Pero, ¿qué hace un gobierno cuando el enemigo no es una multitud compacta en una plaza, sino un rumor sordo que surge de las casas? ¿Cómo se reprime un sonido que se multiplica en la oscuridad? La historia demuestra que los cacerolazos son el recurso de los que ya no tienen nada que perder, y por eso son tan difíciles de extinguir. Cuando un ciudadano descubre que su propia olla es un instrumento de libertad, ya no hay decreto ley que pueda callarlo.

Chile y Argentina saben de cacerolazos

Esto no es una teoría; es una lección que ha recorrido el mundo. En Chile, los cacerolazos nacieron como protesta de sectores acomodados contra Salvador Allende, pero luego fueron apropiados por los sectores populares para desafiar la dictadura de Augusto Pinochet.

La primera gran manifestación contra Pinochet en 1983 fue, precisamente, un cacerolazo masivo. La gente, ante el riesgo de una matanza en las calles, optó por hacer sonar sus cazuelas desde sus hogares, y ese ruido constante ayudó a minar los cimientos del régimen. No fue un acto aislado, sino una campaña de desgaste sonoro que demostró que la resistencia no necesitaba líderes visibles para ser efectiva.

Argentina vivió su punto de inflexión en diciembre de 2001. Allí, el famoso «cacerolazo» contra el presidente Fernando de la Rúa y el «corralito» financiero reunió a una ciudadanía heterogénea y desesperada.

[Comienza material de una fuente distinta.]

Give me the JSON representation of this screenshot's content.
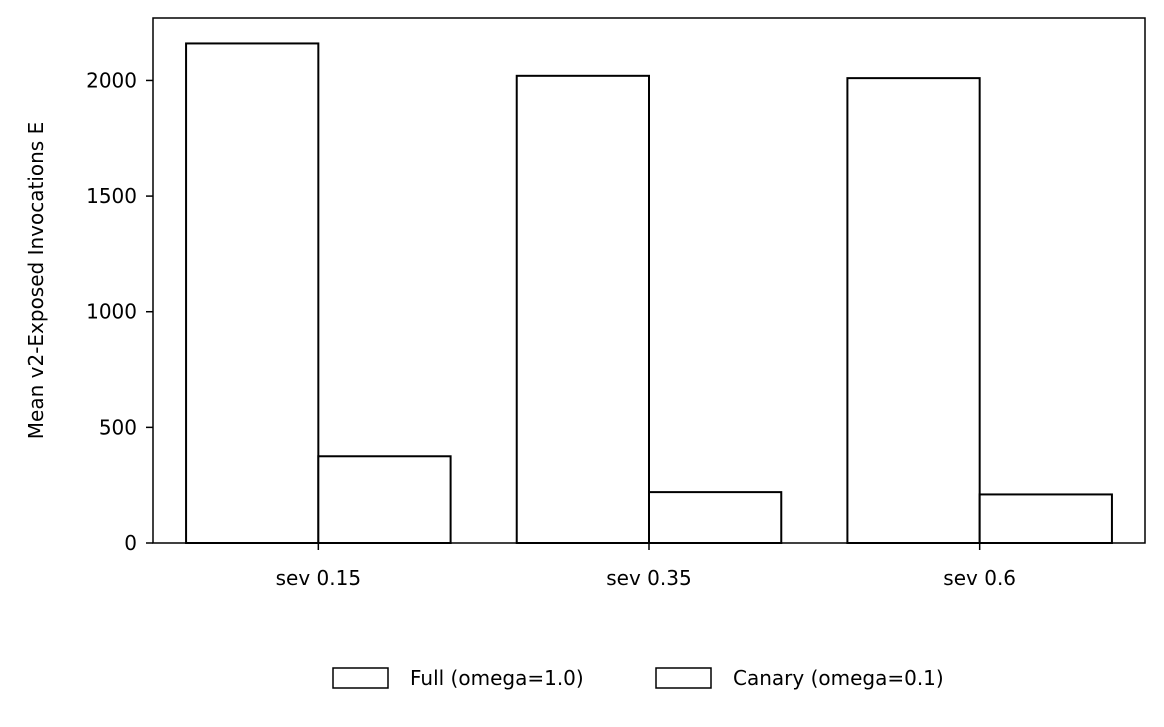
{
  "chart_data": {
    "type": "bar",
    "title": "",
    "xlabel": "",
    "ylabel": "Mean v2-Exposed Invocations E",
    "categories": [
      "sev 0.15",
      "sev 0.35",
      "sev 0.6"
    ],
    "series": [
      {
        "name": "Full (omega=1.0)",
        "values": [
          2160,
          2020,
          2010
        ],
        "fill": "#ffffff",
        "stroke": "#000000"
      },
      {
        "name": "Canary (omega=0.1)",
        "values": [
          375,
          220,
          210
        ],
        "fill": "#ffffff",
        "stroke": "#000000"
      }
    ],
    "ylim": [
      0,
      2270
    ],
    "yticks": [
      0,
      500,
      1000,
      1500,
      2000
    ],
    "grid": false,
    "legend_position": "bottom-center"
  }
}
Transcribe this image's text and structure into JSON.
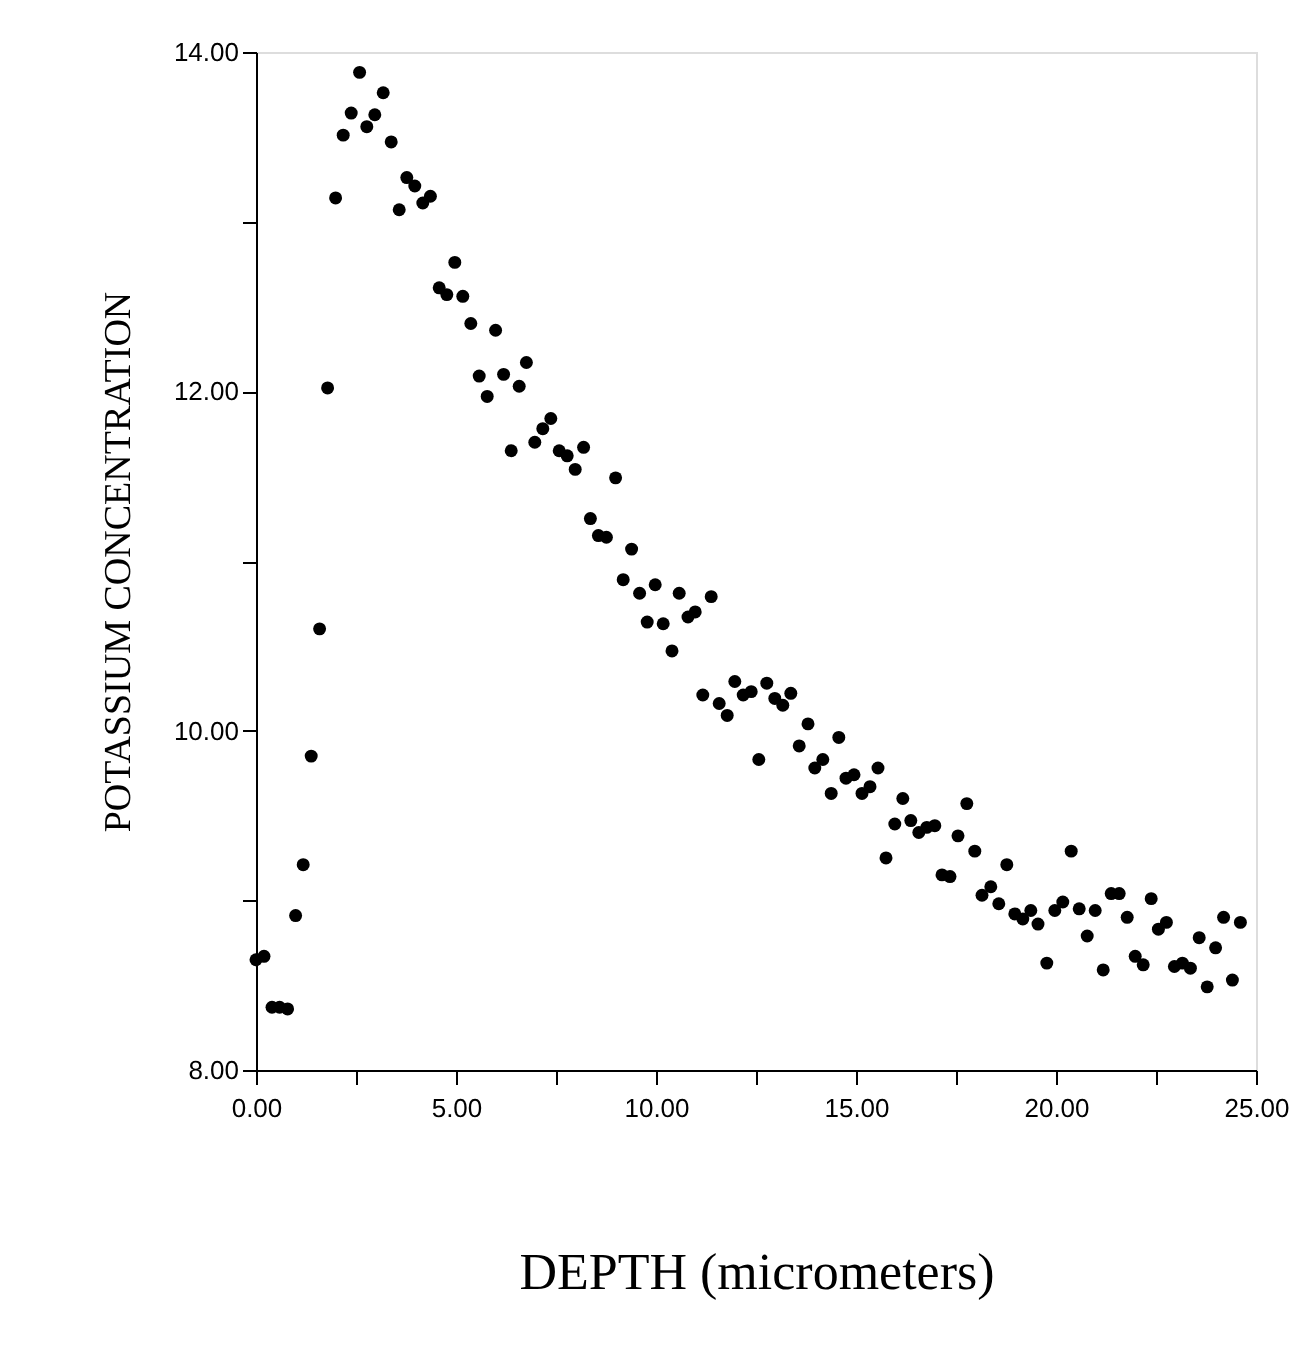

La represión fue violenta, pero las cacerolas no se detuvieron; sonaron en los barrios ricos y en los humildes, creando una sinfonía del descontento que terminó por derribar al gobierno.

El caso es emblemático porque muestra cómo este repertorio de protesta logra unir a distintos sectores sociales en torno a una demanda común, sin necesidad de estructuras partidarias ni discursos grandilocuentes. El mensaje era simple, claro y universal: ya basta.

Ya dimos el primer paso: la noche espera

Incluso en Islandia, un país lejano y aparentemente ajeno a las convulsiones latinoamericanas, las cacerolas demostraron su poder. Durante la crisis económica de 2008-2009, los ciudadanos salieron a golpear sus ollas, y las protestas llevaron a la caída del primer ministro.

El cacerolazo es, por tanto, un lenguaje global de indignación. No requiere de una logística compleja, ni de permiso estatal, ni de una ideología concreta. Solo necesita de la decisión individual de hacer ruido y la valentía de sumarse al coro colectivo. Por eso es tan temido por los gobiernos autoritarios: porque convierte a cada ciudadano en un manifestante potencial y a cada ventana en un altavoz.

Lo que ha sucedido en La Habana estos días es la semilla, pero no basta con toques aislados. La historia enseña que la efectividad de los cacerolazos depende de su masividad y persistencia. Un golpe solitario es una anécdota; miles de golpes simultáneos son una estrategia.

Para que la noche y las cazuelas derroten al miedo, el sonido debe ser ensordecedor, debe repetirse y debe expandirse hasta que el régimen entero vibre con el ruido de sus propias mentiras. Los cubanos ya hemos dado el primer paso, el más difícil: romper el silencio. Ahora, la pregunta es si ese tintineo valiente logrará convertirse en un estruendo imparable. La noche, cómplice y testigo, espera.